Divorce can take a substantial emotional toll, but it can also have a lasting impact on your financial status. Separating your assets from those of your spouse can be particularly tricky if your pension plan is at stake. Typically, a pension earned by one spouse is considered a joint asset of both, which means it's subject to division in divorce.
If a marital split is in the works, here's what you can do to shield your pension benefits as much as possible.
- Review your state's laws to determine the best way to protect your pension in a divorce.
- A Qualified Domestic Relations Order might be necessary to grant any benefit from a pension.
- The pension plan might specify the terms governing how the pension is divided.
Review the Laws for Your State
The first step in managing your pension while going through a divorce is knowing what the rules are for your state. While a pension can be divvied up between spouses during divorce, that division isn't automatic. Your soon-to-be ex would have to make a specific request for a share of whatever you've accumulated before the divorce is finalized.
Generally, the spouse would have to file a document known as a Qualified Domestic Relations Order (QDRO) before any financial benefit from a pension or other retirement accounts, such as a 401(k), can be granted.
In terms of how much either spouse is entitled to, the rule of thumb is to divide pension benefits earned during the course of the marriage right down the middle. While that means your spouse would be able to lay claim to half, they would be limited to what was earned during the course of the marriage.
If you were enrolled in a defined-benefit plan for 10 years prior to tying the knot, for example, any contributions you or your employer made on your behalf during that time wouldn't count towards the amount a spouse could seek in a divorce.
Check the Details of Your Pension Plan
Once you're familiar with the rules governing the division of pensions in your state, the next step is to take a closer look at how the plan works. There are two key elements to focus on here: the method by which payments are distributed, and whether the plan offers a survivor's benefit.
With a pension, you normally have a choice between receiving a lump-sum payment or a monthly annuity. If your plan features a single-life payout and you choose the annuity option, the payments would stop at your death. If the plan has a joint-life payout, the payments would continue for the life of the surviving spouse.
One alternative to splitting a retirement account is to offer another asset of equal value, such as your share in the family house.
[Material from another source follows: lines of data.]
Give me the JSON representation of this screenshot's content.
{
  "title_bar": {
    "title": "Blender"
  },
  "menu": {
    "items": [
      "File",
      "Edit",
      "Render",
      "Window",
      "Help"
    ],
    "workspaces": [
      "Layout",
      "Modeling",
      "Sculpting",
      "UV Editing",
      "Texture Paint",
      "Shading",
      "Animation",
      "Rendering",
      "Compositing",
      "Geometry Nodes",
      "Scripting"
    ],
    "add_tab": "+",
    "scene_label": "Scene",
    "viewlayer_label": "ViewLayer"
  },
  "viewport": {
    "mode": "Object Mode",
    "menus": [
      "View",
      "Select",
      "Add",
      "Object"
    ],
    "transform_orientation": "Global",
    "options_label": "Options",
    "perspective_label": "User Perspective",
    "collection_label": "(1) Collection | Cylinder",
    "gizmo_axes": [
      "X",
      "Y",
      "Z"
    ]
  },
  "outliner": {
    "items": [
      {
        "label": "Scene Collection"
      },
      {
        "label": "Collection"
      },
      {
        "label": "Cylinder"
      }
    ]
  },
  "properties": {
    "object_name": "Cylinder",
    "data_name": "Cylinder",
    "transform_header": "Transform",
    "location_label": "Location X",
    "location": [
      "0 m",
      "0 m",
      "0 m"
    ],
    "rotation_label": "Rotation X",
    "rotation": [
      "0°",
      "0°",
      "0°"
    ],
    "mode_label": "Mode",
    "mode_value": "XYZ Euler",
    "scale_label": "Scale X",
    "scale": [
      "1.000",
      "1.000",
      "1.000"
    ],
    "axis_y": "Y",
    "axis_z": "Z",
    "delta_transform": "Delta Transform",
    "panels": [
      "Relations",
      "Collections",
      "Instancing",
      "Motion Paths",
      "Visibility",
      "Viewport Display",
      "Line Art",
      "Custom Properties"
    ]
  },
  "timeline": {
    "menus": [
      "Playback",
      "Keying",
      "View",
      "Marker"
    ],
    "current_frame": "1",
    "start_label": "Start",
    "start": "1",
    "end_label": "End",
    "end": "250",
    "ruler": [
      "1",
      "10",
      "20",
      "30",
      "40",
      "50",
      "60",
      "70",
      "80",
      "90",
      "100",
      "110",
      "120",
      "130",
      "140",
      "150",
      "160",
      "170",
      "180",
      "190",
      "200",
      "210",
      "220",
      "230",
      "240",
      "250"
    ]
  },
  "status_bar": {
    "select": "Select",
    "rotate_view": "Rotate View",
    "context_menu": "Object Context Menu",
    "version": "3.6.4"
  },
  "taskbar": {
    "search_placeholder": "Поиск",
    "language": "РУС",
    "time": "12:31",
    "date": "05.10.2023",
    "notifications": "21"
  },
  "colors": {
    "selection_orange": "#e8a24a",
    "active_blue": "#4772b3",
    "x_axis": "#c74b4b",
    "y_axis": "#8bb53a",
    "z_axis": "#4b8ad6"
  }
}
It's important to understand how the plan works because it affects how you'll divide up the assets as part of the divorce. If you have a single-life payout, for example, your spouse would be subject to whatever payment option you've chosen. If your plan offers survivor benefits, the easiest course may be to persuade your spouse to maintain that benefit, rather than seeking a lump-sum distribution. Your ex would have to include those benefits in their gross income, but may be able to claim a deduction for estate tax.
Propose an Alternative
If you don't want to hand over half of your pension, offering your spouse other assets may be the best solution. If you own a home together mortgage-free, for example, you could allow your ex to retain ownership in exchange for waiving any rights to your pension.
In either case, you're offsetting what your ex would get from the pension with something else of equal value.
You may have an out if your spouse also has a pension or other retirement assets to protect. If both of you have retirement accounts that are relatively similar in size, agreeing to walk away with what you already have can be a less time-consuming way to resolve the issue.
The Bottom Line
Getting divorced is stressful in any case and it pays to be smart about how you tackle the various financial issues that are involved. That's especially true when your retirement is on the line.
Before signing off on a division of your pension, take time to understand what your rights are and what options you have for working towards a compromise that will satisfy both you and your future ex-spouse.